Dr. Marilyn Huestis, senior investigator at the National Institutes of Health, led a team of researchers in finding out how 19 people reacted to either just alcohol, just cannabis, or a combination of both or neither, which they measured with placebos and at different dosages. They found adding any dose of alcohol increased the amount of THC in the participants’ blood significantly, from a low dose of 32.7 micrograms per liter (µg/L) and high dose of 42.2 µg/L to 35.3 and 67.5 µg/L, respectively.

“The significantly higher blood THC … values with alcohol possibly explain increased performance impairment observed from cannabis-alcohol combinations,” the authors concluded in their report.

The data on marijuana-related car accidents are unfortunately fuzzy. Some evidence suggests the drug is involved in just six percent of cases, while other data suggest the rate could be as high as 32 percent. On the one hand, scientists acknowledge that frequent marijuana users, through practice or simply poor judgment, actually drive more cautiously than sober drivers. But alcohol ruins this cautiousness. Where marijuana gets drivers paranoid about their recklessness, alcohol makes them feel invincible.

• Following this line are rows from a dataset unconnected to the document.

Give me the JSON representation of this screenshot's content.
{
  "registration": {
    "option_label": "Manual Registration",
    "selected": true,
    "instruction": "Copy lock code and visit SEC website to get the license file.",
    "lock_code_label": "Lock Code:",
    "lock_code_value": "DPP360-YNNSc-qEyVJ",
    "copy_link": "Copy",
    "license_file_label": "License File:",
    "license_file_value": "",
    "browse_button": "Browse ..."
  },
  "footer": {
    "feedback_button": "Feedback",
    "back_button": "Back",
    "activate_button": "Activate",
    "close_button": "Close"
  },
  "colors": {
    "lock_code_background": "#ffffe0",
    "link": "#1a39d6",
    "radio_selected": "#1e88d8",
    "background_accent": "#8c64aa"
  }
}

Combining the two is a point of study Huestis and her team argue is still up for grabs. “Our results will help facilitate forensic interpretation and inform the debate on drugged driving legislation,” they wrote. With the science of intoxication at hand, experts will be able to better analyze the drug levels in a driver’s blood to help them figure out what went wrong.

On a wider scale, the data could bolster what is otherwise middling information on alcohol’s relationship to a drug that is commonly arriving as a package deal. With falling costs to buy cannabis, increasing potency, and relaxing attitudes, scientists hope their rush to gather important data can outpace the destructive, albeit innocent, decision to indulge.